Tuesday, June 23, 2020

Published June 23, 2020 by with 3 comments

How Do I Sleep for a Specific Time in JavaScript?

For a more general question, how do you use async and await with nearly anything in JavaScript?
As a simple example, I'll walk through the title question. Say you want to do something, wait 4 seconds, then do something else. You naively try the following:

console.log(new Date());
setTimeout(function () {
  console.log(new Date());
}, 4000);
console.log(new Date());

If you try that, you'll immediately notice that the console.log after the setTimeout executes immediately and does not wait 4 seconds for the setTimeout. The issue is that the setTimeout is effectively saying 'in 4 seconds, execute this content' and then moving on.

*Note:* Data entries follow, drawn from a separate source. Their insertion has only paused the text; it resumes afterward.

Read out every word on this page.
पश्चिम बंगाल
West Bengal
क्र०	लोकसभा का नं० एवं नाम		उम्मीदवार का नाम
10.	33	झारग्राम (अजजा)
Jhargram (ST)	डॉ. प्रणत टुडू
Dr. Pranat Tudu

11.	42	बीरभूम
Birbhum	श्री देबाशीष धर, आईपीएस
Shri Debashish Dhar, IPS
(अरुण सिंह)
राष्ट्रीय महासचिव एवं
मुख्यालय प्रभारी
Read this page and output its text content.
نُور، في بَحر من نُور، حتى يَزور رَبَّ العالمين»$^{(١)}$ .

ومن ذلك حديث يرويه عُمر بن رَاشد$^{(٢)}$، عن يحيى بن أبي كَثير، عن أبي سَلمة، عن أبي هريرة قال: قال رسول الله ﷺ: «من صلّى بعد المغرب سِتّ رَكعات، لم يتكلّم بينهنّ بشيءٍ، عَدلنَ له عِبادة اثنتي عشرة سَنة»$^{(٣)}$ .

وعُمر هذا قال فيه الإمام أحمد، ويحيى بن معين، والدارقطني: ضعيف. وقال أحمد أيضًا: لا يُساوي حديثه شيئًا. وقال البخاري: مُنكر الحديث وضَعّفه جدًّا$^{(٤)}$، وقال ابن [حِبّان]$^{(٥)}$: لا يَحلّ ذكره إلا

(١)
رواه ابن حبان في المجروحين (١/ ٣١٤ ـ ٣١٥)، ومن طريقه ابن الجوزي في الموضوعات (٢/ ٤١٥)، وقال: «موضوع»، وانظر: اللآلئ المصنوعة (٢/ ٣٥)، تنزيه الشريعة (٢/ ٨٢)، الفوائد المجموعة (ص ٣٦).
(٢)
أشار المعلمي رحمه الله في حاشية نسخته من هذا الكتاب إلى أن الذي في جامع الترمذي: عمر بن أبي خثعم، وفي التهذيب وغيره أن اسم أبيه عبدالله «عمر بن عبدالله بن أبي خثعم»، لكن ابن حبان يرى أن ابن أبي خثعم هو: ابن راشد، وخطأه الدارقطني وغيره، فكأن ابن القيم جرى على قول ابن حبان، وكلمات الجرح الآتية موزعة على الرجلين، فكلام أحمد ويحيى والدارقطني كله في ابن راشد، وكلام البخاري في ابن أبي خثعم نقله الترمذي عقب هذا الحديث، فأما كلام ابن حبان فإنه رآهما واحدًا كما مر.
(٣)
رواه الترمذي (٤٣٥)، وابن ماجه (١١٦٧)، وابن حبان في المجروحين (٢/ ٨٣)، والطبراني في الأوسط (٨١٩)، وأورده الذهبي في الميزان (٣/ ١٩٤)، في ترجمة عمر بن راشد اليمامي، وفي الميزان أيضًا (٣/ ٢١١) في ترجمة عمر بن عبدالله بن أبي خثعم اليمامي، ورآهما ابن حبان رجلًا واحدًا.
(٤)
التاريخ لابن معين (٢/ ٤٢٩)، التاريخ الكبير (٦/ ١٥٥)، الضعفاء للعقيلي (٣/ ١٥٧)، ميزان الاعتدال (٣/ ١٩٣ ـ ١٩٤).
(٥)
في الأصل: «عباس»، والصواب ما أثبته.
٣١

A simple way to handle this is to have the timeout body resolve a promise. Then, you can just await that promise after, and you'll get the behavior you expect. Here's a simple example of that:

async function test() {
  console.log(new Date());
  promise = new Promise(function (resolve, reject) {
    setTimeout(function () {
      console.log(new Date());
      resolve();
    }, 4000);
  });

  await promise;
  console.log(new Date());
}

Just wrap the setTimeout in a promise, resolve after doing the setTimeout stuff, and await before moving on. That last console.log will now execute after that setTimeout. Here is a working example of both to see this:

See the Pen await timeout demo by Robert Hamner (@rhamner) on CodePen.

For a related example...what if you want to run httprequests in a sequence instead of in parallel? Again, you naively try this and see that it doesn't work:

let req1 = new XMLHttpRequest();
req1.open("GET", "https://jsonplaceholder.typicode.com/todos/1", true);
req1.send(null);

let req2 = new XMLHttpRequest();
req2.open("GET", "https://jsonplaceholder.typicode.com/todos/1", true);
req2.send(null);

It's the same basic issue as before...nothing here tells the req2 code to wait for req1 to finish. To fix it, you can do something like this:

async function test() {
  let promise = new Promise(function (resolve, reject) {
    let req1 = new XMLHttpRequest();
    req1.open("GET", "https://jsonplaceholder.typicode.com/todos/1", true);
    req1.onreadystatechange = function () {
      if (req1.readyState === 4 && req1.status === 200) {
        resolve();
      }
    };
    req1.send(null);
  });

  await promise;

  let req2 = new XMLHttpRequest();
  req2.open("GET", "https://jsonplaceholder.typicode.com/todos/1", true);
  req2.send(null);
}

test();

Now, req1 is wrapped in a promise that only resolves when req1 gets a valid response, and the req2 code comes after an await for that promise (note this is poorly written...real code would handle other responses for example). Here's an example of these:

See the Pen await httprequest demo by Robert Hamner (@rhamner) on CodePen.

To see it, go to that code, turn on network recording in your browser, and run. You should see three simultaneous requests for '1', then a fourth one that comes after the third one finishes.

This technique can be used to order many things in JavaScript and is really flexible and simple.